ENTERPRISE VIABILITY METRICS (EVM) for Funders

How do donors, funders and investors have confidence that enterprise receipients will make the best use of those funds.

The most successful look for enterprises that seek to create self-sustaining revenue streams.

Using Enterprise Viabilty MetricsTM Intersect Insight supports enterprises to set objectives to self-sustain and helps them measure their own success against those objectives. The net result is that stakeholders continue to reap the benefits of investment beyond the original mission scope.

Setting expectations and leveraging tools to ensure viability ensures that funding is used to meet and exceed mission objectives. And the potential to maintain viability can be measured in detailed and nuanced ways.

EVMTM begins as a relative measure that an investment in resources has potential to be leveraged to sustain. It continues through the identification of gaps between capability and best practices. With this data we identify areas of strength and areas that we can support the enterprise to sustain and grow. It is followed by remedial action to implement best practices and fill those gaps.

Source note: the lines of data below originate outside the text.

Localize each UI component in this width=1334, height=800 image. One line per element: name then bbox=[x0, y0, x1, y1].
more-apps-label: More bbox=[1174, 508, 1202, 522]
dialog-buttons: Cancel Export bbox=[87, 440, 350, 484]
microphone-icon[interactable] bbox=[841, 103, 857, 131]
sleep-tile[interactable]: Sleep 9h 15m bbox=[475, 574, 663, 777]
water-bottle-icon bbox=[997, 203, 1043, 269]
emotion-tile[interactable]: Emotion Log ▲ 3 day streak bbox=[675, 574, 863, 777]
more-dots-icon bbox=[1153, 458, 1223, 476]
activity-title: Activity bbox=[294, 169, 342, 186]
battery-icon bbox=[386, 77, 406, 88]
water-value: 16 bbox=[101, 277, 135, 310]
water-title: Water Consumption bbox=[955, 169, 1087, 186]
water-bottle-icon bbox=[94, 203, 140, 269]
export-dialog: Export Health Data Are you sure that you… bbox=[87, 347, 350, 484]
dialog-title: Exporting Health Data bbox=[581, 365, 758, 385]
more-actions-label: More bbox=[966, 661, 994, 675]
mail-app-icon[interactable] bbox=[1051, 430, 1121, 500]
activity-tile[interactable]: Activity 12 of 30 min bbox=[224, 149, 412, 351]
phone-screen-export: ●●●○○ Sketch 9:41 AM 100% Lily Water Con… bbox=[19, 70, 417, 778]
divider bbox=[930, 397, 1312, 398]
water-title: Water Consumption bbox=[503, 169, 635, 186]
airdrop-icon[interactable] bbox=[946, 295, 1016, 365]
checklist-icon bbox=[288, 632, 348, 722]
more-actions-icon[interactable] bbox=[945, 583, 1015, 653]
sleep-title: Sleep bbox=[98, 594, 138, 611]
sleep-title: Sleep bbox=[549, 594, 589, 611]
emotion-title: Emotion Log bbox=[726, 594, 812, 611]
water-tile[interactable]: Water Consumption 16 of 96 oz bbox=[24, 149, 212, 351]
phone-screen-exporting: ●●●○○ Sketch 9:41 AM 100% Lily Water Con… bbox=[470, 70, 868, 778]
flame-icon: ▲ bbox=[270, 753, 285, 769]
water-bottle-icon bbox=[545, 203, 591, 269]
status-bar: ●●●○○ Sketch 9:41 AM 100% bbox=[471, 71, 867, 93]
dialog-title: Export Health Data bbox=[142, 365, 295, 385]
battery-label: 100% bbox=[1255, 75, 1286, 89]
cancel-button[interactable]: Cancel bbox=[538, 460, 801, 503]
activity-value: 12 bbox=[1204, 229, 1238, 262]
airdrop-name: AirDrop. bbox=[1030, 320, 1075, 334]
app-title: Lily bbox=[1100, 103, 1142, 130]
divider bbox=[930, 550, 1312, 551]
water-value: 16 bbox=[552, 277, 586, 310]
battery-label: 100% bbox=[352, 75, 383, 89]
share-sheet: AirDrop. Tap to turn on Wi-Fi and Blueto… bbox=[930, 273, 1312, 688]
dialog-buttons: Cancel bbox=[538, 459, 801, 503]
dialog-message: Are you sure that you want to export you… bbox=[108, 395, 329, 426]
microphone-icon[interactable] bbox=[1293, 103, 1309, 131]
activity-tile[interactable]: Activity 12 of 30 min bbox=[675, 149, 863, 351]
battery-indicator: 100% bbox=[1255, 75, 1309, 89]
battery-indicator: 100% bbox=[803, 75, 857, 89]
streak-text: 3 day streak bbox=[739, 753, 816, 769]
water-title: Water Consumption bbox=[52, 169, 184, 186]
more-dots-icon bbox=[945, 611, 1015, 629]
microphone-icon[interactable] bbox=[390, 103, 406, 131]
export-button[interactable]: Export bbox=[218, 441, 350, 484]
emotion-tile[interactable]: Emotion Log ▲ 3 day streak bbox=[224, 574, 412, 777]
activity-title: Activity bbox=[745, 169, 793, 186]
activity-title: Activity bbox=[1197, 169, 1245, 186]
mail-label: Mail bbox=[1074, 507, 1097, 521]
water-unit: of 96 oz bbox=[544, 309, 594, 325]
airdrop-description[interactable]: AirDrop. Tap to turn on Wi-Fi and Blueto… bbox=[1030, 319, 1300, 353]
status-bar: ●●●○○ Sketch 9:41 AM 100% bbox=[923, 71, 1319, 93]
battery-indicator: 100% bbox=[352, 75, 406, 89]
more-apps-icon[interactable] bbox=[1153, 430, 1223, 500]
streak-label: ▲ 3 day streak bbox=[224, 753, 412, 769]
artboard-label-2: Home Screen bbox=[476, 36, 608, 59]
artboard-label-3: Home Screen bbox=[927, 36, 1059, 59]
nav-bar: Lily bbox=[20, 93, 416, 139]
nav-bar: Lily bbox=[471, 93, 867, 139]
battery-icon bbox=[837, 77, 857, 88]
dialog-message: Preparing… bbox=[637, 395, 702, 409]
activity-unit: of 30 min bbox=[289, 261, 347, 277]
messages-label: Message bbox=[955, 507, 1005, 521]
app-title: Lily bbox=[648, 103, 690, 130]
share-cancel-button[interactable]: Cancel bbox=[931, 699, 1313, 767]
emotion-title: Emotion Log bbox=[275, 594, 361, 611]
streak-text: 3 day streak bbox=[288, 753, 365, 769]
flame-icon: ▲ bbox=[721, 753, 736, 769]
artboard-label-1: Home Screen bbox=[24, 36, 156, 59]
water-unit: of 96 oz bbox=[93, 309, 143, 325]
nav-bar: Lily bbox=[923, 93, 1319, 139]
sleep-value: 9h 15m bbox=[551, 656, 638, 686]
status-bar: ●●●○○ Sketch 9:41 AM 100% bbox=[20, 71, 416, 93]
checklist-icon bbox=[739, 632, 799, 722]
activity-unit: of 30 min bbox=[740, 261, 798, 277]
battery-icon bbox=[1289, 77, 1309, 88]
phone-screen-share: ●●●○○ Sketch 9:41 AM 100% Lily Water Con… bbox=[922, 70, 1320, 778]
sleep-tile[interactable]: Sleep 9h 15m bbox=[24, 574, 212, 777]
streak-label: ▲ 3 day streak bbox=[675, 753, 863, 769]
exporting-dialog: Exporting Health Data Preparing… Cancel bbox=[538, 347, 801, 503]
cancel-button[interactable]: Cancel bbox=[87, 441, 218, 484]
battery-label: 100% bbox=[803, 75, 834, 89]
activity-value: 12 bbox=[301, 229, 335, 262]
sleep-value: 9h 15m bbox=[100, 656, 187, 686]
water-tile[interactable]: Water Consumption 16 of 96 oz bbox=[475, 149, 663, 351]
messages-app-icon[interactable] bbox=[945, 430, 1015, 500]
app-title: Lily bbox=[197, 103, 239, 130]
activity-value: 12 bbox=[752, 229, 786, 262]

Reassessments using EVMTM confirm that an enterprise is on the best possible course for viability.

Download our White Paper on Enterprise Viability Metrics

This approach serves to:

  • Measure the potential that a supported enterprise will be self-viable
  • Set an expectation that the receipient enterprise will strive for viability
  • Identify and implement relevant best practices
  • Conduct gap analyses
  • Create remedial action plans to fill those gaps and be viable

EXPERIENCE IN SUSTAINING ENTERPRISES

Members of our team have implemented this approach to help mission-oriented enterprises benefit from the tailored adoption of best practices.

Establishing and Sustaining a Scientific Research Institution in A Former Soviet Republic

  • Worked with domestic industry and agency leadership to define long-term needs and options to support to domestic industrial safety and environmental programs
  • Worked with multiple stakeholders to develop a concept for a national lab to fill existing technical resource gaps
  • Worked with indigenous stakeholders and a multilateral (G-7) partnership to identify funding and strategic research, engineering and training objectives and needs
  • Prepared detailed conceptual and development plans addressing agreed mission and consequent start-up activities to be carried out in partnership with G-7 institutions and contractors
  • In partnership with municipal and regional agencies, reviewed potential facility sites and selected a former hospital for re-development of lab, office and training spaces
  • Provided oversight during construction and managed equipment acquisition and installation
  • Scoped and initiated multiple technical programs aligned with lab mission and partner funding priorities
  • Leveraged local and regional opportunities to establish long-term environmental monitoring of land, water and biota and facilitated joint implementation with international partners
  • Coordinated international support to development and delivery of industrial safety training curricula
  • Established twinning relationships between indigenous technical staff and counterparts in international science and technology organizations
This approach initiated the long-term development of the organization in a manner that simultaneously created value for indigenous industry and international partners, leading to many long-term relationships that continue to sustain the enterprise.

Expansion of a National Laboratory’s Science and Technology Mission to Support to Regional Economic Development

  • Worked with regional industry and agency leadership to define options to create a sustainable regional economy by leveraging ongoing national investments in existing industry
  • Worked with multiple stakeholders to attract new commercial ventures
  • Developed new technology test and demonstration infrastructure to support emerging entrepreneurs
  • Provided opportunities for workforce skills development
  • Opened lab facilities to outside researchers
  • Helped to write grants to national funding sources
Effective actions by this R&D enterprise helped significantly to launch and sustain key regional efforts to diversify and expand the regional economy by focusing on technologies that are aligned with national and regional needs, workforce skills and emerging markets, thus assisting the enterprise to sustain itself within an expanding and highly competitive market.

Leveraging Donor Investment in New Public Health Institutional Infrastructure to Create the Basis for Long-term Sustainability

  • Worked with donor and host agencies to develop strategic business plans and corresponding action plans focused on acquiring post-donor funding
  • Provided staff training in several business development and related commercialization capabilities
  • Helped to create a Business Development Unit to serve ongoing sustainment needs
  • Identified potential strategies for stakeholder engagement, strategic partnering, marketing and sales, and long-term product and service development
  • Supported initial engagement with potential clients in key regional and European markets
These actions helped to broaden the opportunities for this national science and technology resource to serve local, regional and international market needs.
The Intersect Insight team also monitors how these practices may be evolving over time, as well as emerging trends in institutional and enterprise sustainability and related topics, to identify potential new practices that might serve as sustainability “game changers.”  We plan to address new needs and opportunities such as the “internet of things,” quantum computing and blockchain technology in future posts.